Devletler açısından da bir prestij meselesi olmak yanında, bir biyolojik silah aynı zamanda.
Karşının zayıf kalması ya da sizin aşıyı elinizde bulundurmanız size üstünlük sağlıyor.
ABD en son 1,2 trilyon dolar ayırdığını ifade etti bu iş için.
Kanada Başbakanı vatandaşlarına “siz sağlığınızı düşünün para bizim işimiz” dedi.
Almanya 800 milyar avro ayırdığını ilan etti.
Çin korona ile mücadeleyi başardığını açıkladı her ne kadar tartışmalı da olsa.
Bunlar aslında bir psikolojik savaşın da işaretleri.
Bizim yönetimimiz bu iş için 100 milyar lira ayırdığını ifade etti. Şirketlerin işlemesi için ayrıldı bu para. Sadece 2 milyar devletten sosyal yardım alanlara ayrıldı, gerisi şirketlere.
İşçiye, memura, köylüye, işsize sabır ve dua telkin edildi.
Türkiye’nin bir kenarda 100 milyarı var mı?
Hangi kaynaktan soruları bile sorulamadı, sorulsa da cevaplanmadı.
Biz söyleyelim; bu 100 milyar için ya dışarıdan borçlanılacak ya da 100 milyar varlığı tek fon işsizlik fonudur; işsizlik fonu para basılarak yağmalanacak.
Korona virüsü ile mücadele de sağlıklı yönetilemiyor. Bir ülke kendi ihtiyacı olan test kitlerini neden ABD ye satar, hadi fazlan vardı sattın hekimlerin test taleplerinin neden yüzde 25 ine onay verir.
Vaka sayısı hergün ikiye katlanırken bu rahatlık neden?
65 yaş ve üzerine sokağa çıkma yasağı koydunuz. Her gün annesi babası ile görüşen oğlunun, kızının işyerleri açık ve salgının yayılmasına müsait, bu insanları nasıl koruyacaksınız.
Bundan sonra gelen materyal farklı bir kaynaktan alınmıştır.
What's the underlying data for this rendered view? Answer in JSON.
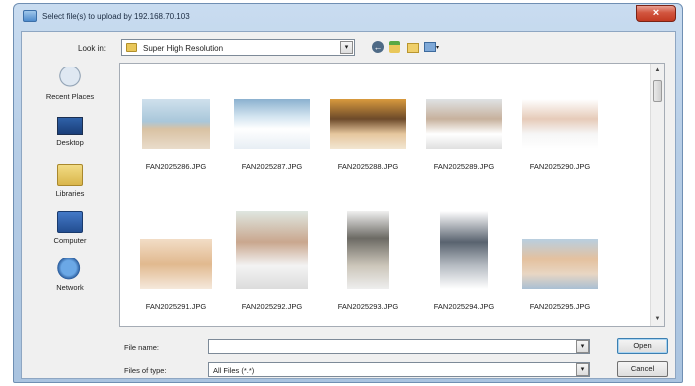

Bizim önerimiz en az 14 gün sokağa çıkma yasağı uygulanmalı. Temel ihtiyaç maddeleri üreten işyerleri hariç bütün işletmeler kapatılmalı.
Çalışan işletmelerde üretim yapan arkadaşlarımız iş çıkışında muhakkak teste tabi tutulmalıdır.
1. Koronavirüs salgını karşısında işçiler, "çalışırsan hastalanabilirsin çalışmazsan işsiz veya aç kalırsın" ikileminden kurtarılmalıdır.
2. Koronavirüsle mücadele için çalışması zorunlu olan sektörler dışındaki işyerlerinde çalışma durdurulmalıdır.
3. Çalışmayan veya çalıştırılmayan işçilere işsizlik sigortasından ödeme yapılmalı, işsizlik sigortasından yapılan bu ödemeler için servet vergisi getirilmelidir.
4. Sosyal sigortalar sistemine bu vergilerden pay aktarılmalıdır.
5. İşçilerin kredi kartı borçları faizsiz olarak ertelenmelidir.
6. Her krizde bedel ödeyen işçiler hiç değilse bu sefer bedel ödememelidir.
7. Anayasanın Devletin görevlerini belirleyen 5. maddesi gereği, her işçi sağlığını tehdit eden bu kriz durumunda hem işinin hem sağlığının birlikte korunmasını, bu korunma süresinde gelirsiz kalmama hakkına sahiptir.
Bilime ve gerçekliğe sarılmaktan başka bir yol yoktur.